Do you spend a lot of time re-aligning the expectations of your new customers?
If so, you may have an overzealous sales team pursuing the wrong kind of leads or making unrealistic promises (you might also have a marketing problem but we’ll save that for later).
This puts Customer Success Managers (CSM) in a tough spot: needing to save or re-sell a new account from the start. Even with the best work-arounds and quickest response times, there is only so much that Customer Success teams can do before oversold customers give up and leave.
As a CSM, what can you do to improve the situation?
Agree on the Ideal Customer Profile
“Bad prospects waste precious sales cycles and marketing dollars, driving up your customer acquisition costs. If you do manage to close them, they drive up your success and support costs, because your SaaS product is not a good fit for their needs. Ultimately, they cancel and drive up your churn rate."
Try partnering with your sales team to help acquire the right types of customers. Sales may already have a well defined buyer persona, but it’s important to compare their definition against your own successful customer profile.
- Put together a list of your most successful customers. Think about the customers that give you the most confidence they will renew without hesitation.
- Identify the traits, needs, and use cases that these customers all have in common.
- Create an ideal customer profile and share it with your sales team to start a healthy dialogue.
Creating your ideal customer profile is only half the battle. Chances are you'll still need to engage with your Sales team on a regular basis to cultivate cross-departmental alignment.

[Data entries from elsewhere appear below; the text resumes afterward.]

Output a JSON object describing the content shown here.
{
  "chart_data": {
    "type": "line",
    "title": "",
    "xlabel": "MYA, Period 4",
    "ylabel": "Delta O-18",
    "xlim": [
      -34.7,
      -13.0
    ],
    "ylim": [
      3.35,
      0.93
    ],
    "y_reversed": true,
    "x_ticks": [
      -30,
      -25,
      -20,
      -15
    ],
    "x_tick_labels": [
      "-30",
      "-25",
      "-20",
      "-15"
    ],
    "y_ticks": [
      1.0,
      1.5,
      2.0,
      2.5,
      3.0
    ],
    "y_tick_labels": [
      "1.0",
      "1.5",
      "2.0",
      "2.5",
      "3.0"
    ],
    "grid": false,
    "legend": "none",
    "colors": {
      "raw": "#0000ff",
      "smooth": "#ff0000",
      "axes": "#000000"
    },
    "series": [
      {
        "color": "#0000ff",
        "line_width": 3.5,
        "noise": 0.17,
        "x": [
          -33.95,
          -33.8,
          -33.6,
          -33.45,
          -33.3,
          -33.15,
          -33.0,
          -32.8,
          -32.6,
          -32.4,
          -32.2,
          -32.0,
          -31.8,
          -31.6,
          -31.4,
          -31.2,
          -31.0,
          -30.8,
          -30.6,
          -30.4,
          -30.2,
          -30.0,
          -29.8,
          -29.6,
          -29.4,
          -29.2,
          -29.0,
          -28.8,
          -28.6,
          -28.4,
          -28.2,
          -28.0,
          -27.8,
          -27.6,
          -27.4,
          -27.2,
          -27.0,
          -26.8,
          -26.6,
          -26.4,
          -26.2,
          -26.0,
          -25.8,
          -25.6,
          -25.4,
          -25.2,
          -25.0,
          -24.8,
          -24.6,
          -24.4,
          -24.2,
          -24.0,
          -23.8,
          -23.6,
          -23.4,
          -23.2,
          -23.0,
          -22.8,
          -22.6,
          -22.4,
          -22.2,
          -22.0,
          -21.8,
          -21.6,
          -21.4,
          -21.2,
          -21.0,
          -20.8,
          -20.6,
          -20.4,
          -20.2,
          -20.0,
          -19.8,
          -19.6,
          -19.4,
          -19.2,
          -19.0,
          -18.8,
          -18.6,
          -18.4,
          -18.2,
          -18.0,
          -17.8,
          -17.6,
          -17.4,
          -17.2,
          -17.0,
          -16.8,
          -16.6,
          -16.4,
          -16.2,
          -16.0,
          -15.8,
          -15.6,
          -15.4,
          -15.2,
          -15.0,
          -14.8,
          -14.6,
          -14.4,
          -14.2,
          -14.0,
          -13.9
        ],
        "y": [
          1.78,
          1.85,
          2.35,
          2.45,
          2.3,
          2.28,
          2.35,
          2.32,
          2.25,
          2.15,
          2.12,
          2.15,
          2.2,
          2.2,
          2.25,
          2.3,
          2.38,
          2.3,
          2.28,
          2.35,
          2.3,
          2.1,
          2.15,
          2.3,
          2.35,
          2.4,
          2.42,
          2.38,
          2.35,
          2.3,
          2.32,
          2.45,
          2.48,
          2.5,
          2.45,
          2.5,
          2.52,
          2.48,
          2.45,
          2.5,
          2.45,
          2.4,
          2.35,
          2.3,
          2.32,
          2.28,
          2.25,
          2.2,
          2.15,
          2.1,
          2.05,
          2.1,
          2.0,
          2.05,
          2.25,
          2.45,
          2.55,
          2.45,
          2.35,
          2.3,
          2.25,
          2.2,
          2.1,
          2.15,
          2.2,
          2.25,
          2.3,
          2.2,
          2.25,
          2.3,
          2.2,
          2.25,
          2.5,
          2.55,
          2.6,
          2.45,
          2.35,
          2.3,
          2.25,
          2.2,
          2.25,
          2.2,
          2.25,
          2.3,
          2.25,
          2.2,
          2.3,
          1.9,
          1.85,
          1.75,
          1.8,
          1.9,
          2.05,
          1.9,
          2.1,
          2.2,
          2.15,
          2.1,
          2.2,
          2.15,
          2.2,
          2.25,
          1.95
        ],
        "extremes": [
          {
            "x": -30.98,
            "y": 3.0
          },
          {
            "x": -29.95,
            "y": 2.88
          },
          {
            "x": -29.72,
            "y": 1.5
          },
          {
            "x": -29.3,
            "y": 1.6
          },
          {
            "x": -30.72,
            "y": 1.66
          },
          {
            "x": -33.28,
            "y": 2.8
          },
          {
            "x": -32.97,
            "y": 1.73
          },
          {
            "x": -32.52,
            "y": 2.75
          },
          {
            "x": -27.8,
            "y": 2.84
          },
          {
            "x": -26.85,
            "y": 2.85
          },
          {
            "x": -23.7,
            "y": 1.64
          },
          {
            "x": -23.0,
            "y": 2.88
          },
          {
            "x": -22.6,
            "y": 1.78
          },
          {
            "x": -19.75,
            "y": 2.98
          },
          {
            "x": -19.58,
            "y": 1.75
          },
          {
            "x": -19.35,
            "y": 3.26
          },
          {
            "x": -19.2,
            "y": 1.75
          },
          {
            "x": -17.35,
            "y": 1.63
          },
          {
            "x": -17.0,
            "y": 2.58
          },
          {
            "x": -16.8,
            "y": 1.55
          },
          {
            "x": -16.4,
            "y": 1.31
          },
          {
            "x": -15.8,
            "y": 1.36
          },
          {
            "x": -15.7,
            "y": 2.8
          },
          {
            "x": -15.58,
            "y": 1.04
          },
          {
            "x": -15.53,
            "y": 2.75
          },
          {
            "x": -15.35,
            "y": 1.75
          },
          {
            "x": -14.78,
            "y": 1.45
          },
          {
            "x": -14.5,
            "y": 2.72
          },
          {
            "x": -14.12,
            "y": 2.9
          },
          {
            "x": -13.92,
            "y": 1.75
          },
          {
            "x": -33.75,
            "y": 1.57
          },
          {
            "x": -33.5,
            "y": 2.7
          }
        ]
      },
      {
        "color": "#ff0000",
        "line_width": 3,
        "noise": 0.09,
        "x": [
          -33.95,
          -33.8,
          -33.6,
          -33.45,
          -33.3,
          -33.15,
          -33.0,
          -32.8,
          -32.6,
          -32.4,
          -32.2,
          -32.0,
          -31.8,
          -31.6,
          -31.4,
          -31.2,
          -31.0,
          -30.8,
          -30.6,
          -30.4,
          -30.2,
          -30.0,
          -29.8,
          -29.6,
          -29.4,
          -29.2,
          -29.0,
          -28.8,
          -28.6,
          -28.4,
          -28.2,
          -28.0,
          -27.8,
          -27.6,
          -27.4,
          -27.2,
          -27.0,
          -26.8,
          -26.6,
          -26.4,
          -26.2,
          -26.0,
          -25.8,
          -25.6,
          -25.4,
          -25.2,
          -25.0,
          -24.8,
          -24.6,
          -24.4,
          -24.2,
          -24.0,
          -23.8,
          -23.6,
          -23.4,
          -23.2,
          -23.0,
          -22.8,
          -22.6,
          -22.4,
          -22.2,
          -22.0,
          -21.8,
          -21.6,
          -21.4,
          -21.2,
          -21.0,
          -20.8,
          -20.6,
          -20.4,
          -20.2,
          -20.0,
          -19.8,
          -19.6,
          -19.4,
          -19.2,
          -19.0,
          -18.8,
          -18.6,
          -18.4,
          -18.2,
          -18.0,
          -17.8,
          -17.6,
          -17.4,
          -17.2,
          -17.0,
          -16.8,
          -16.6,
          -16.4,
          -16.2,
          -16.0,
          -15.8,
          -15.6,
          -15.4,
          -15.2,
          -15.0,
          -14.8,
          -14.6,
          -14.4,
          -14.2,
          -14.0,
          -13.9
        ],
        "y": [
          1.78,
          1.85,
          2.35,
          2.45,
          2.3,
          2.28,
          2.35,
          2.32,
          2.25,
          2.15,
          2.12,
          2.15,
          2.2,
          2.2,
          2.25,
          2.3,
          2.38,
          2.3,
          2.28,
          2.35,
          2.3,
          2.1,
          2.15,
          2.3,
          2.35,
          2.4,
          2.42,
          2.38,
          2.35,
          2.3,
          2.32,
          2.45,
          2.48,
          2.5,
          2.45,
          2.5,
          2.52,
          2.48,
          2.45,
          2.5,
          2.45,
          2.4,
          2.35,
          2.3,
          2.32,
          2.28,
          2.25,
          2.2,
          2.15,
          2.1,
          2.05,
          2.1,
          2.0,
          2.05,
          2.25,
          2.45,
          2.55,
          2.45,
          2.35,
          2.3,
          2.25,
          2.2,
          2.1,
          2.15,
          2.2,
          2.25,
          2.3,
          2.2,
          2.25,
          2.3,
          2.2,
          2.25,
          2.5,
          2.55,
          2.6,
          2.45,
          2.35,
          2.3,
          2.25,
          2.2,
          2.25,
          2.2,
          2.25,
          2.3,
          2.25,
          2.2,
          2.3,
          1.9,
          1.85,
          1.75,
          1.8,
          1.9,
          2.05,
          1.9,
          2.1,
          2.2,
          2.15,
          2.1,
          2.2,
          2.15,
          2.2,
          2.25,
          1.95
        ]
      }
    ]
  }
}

Offer to present success stories in sales meetings to convey real world examples that will resonate and stick. You can even record a few stories to include as part of the sales training process.
And don’t be afraid to discuss situations that didn’t pan out. Reviewing "unsuccessful stories" that led to churn can help to reinforce the value of your successful customer persona.
Get Involved in the Sales Process
Sales and Customer Success?
This might seem like an unlikely partnership to some, but getting Customer Success involved during the sales process can avoid headaches for everyone down the road. CSMs can spot potential risks that would derail a deal or lead to churn, and shrewd sales managers will welcome the input for gauging new opportunities.
Some companies already offer Customer Success a seat at the sales table.
Take Demandbase for example:
Back in 2014, Chad Horenfeldt noted that "At Demandbase, Customer Success Managers are assigned to accounts before deals close so the CSM can work with the sales rep and the customer to build a Customer Success plan that will help customer achieve the goals that they have put forward." (The Enlightened Customer)
Should CSMs get involved in the sales process before a prospect becomes a customer?
In this scenario, new deals in the pipeline are reviewed by Sales and Customer Success to evaluate fit and understand expectations. The team discusses any potential impact on the customer journey so that everyone is on the same page from the beginning.
The goal is to align Sales and Customer Success across all stages of a prospective customer’s lifecycle — from onboarding to adoption and beyond.
A Partnership for Growth
Acquiring the wrong customers kills SaaS growth.
It leads to churn in the short-term and damages your reputation in the long-run.
The stakes are too high to only think about Customer Success after the sale; an effective partnership between Sales and Customer Success will help your organization avoid bad deals and maximize Customer Lifetime Value.